Potential of Fertilizer Reduction and Benefits of Environment and Economic for Cereal Crops Production in Shaanxi Province

ZHANG XinXin¹(),SHI Lei²,HE Gang¹(),WANG ZhaoHui¹()
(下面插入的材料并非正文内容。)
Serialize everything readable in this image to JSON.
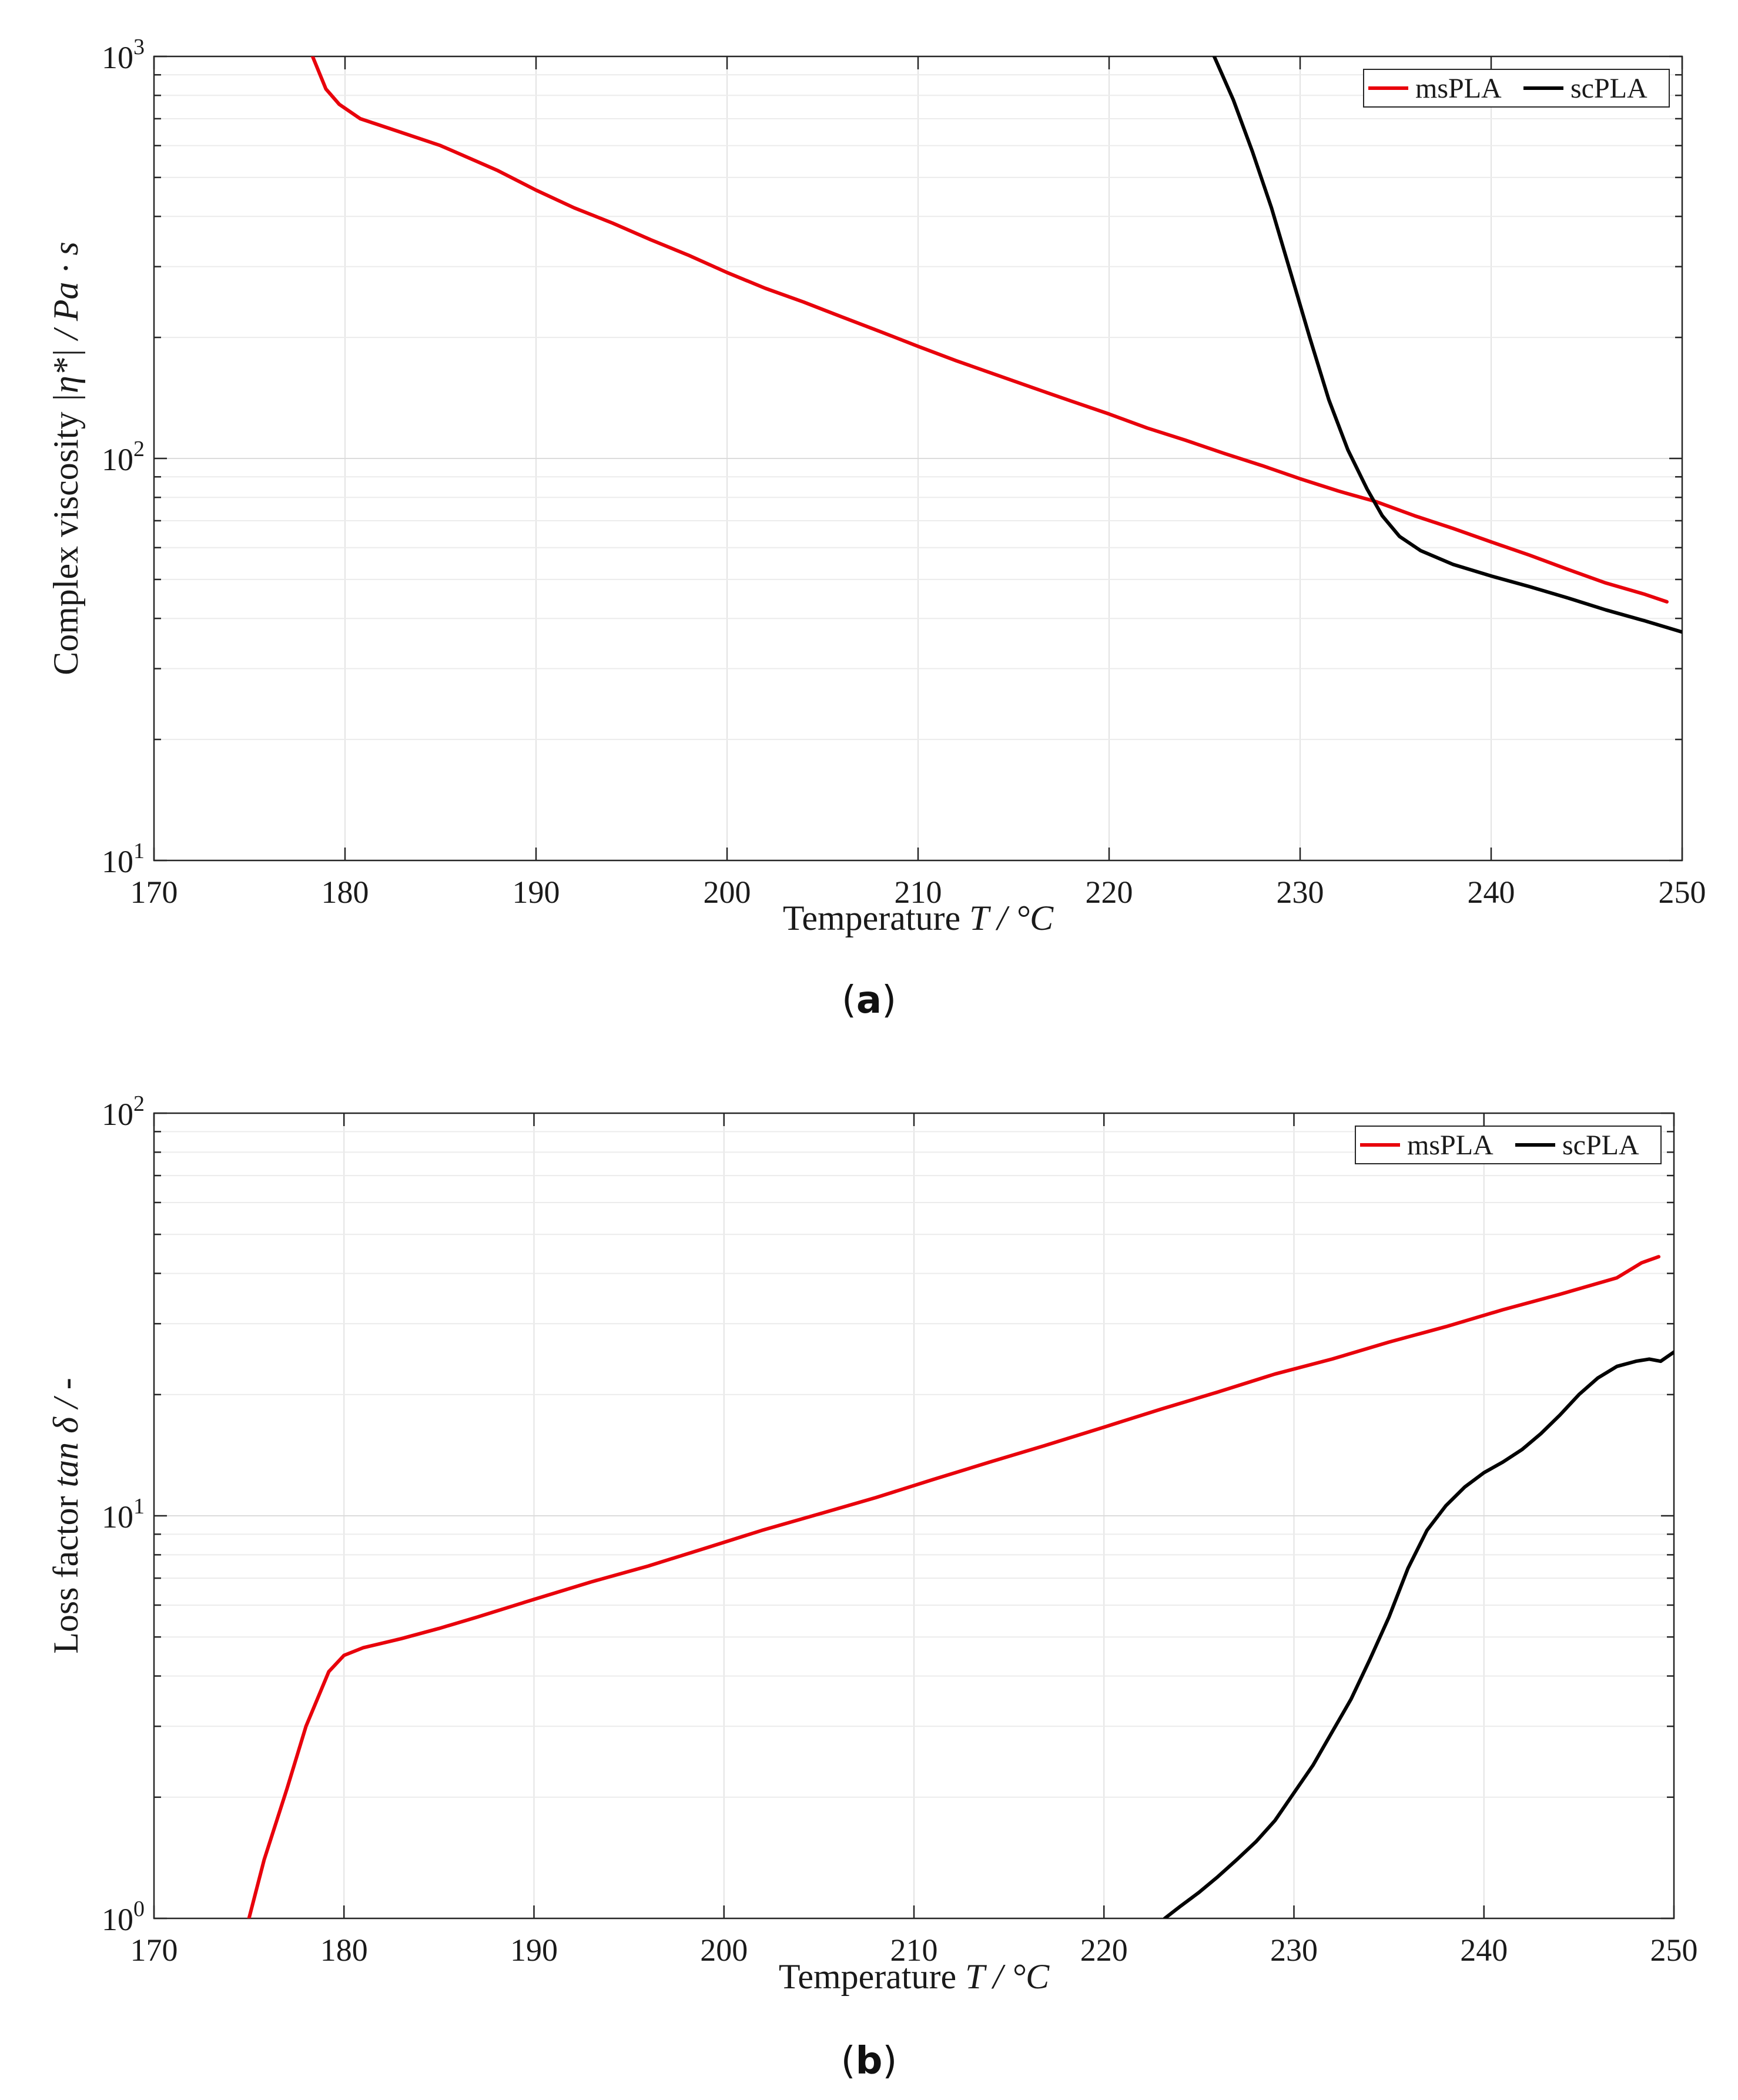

¹College of Natural Resources and Environment, Northwest A&F University/Key Laboratory of Plant Nutrition and Agro-Environment in Northwest China, Ministry of Agriculture, Yangling 712100, Shaanxi
²Department of Agriculture and Rural Affairs of Shaanxi Province/Cultivated Land Quality and Agricultural Environmental Protection Station in Shaanxi Province, Xi’an 710003

Received:2019-12-04 Accepted:2020-03-03 Online:2020-10-01 Published:2020-10-19
Contact: Gang HE,ZhaoHui WANG

摘要/Abstract

摘要：

【目的】农户经营是我国农业的主体,肥料资源的不合理应用是限制作物生产的重要因子。本研究旨在评估主产区农户粮食生产的减肥潜力及经济环境效益。【方法】2018年对陕西省各县（市、区）的主要农作物生产情况进行问卷调查,以三大粮食作物为研究对象,基于产量水平评价农户的施肥现状、减肥潜力、环境代价和经济效益。【结果】农户作物产量存在显著差异,小麦平均产量为4 573 kg·hm^-2,高低产量相差2 619 kg·hm^-2;玉米平均产量为7 319 kg·hm^-2,高低产量相差5 388 kg·hm^-2;水稻平均产量为8 340 kg·hm^-2,高低产量相差2 893 kg·hm^-2。小麦的氮磷钾肥用量分别为177 kg N·hm^-2、102 kg P₂O₅·hm^-2和37 kg K₂O·hm^-2;玉米分别为247 kg N·hm^-2、103 kg P₂O₅·hm^-2和47 kg K₂O·hm^-2;水稻分别为186 kg N·hm^-2、88 kg P₂O₅·hm^-2和64 kg K₂O·hm^-2。3种作物产量与施肥量无显著相关。氮磷肥普遍过量施用、钾肥过量与不足并存,低产农户过量施肥问题严重。对于氮磷钾肥的减施潜力,小麦分别为41%、59%和59%;玉米分别为55%、73%和66%;水稻分别为38%、64%和58%。施用的肥料形态均表现氮以单质肥为主、复合肥为辅;磷钾以复合肥为主;有机肥养分供应量很低。肥料结构均表现为重基施轻追施,氮以基施为主、追施为辅;磷钾肥鲜有追施。生产1.0 t小麦、玉米和水稻的活性氮损失量分别为6.9、3.8和3.3 kg,低产组的活性氮损失强度比高产组分别高52%、85%和74%,降低损失的潜力分别介于16%—33%、31%—50%和4%—38%。小麦、玉米和水稻生产的经济效益分别为4 468、9 091和20 020 元/hm²,高产组比低产组分别高459%、128%和52%;减肥增效后总效益分别为4 919、9 905和20 543 元/hm²,高产组比低产组分别高290%、106%和48%。【结论】基于产量水平深入剖析了陕西省农户的生产行为,低中产组为化肥减量和收益提升的重点。农户氮磷钾肥减施潜力分别为45%、65%和61%;小麦、玉米和水稻因化肥减施而降低活性氮损失的潜力分别为26%、45%和18%;提高环境经济效益的潜力分别为10%、9%和3%。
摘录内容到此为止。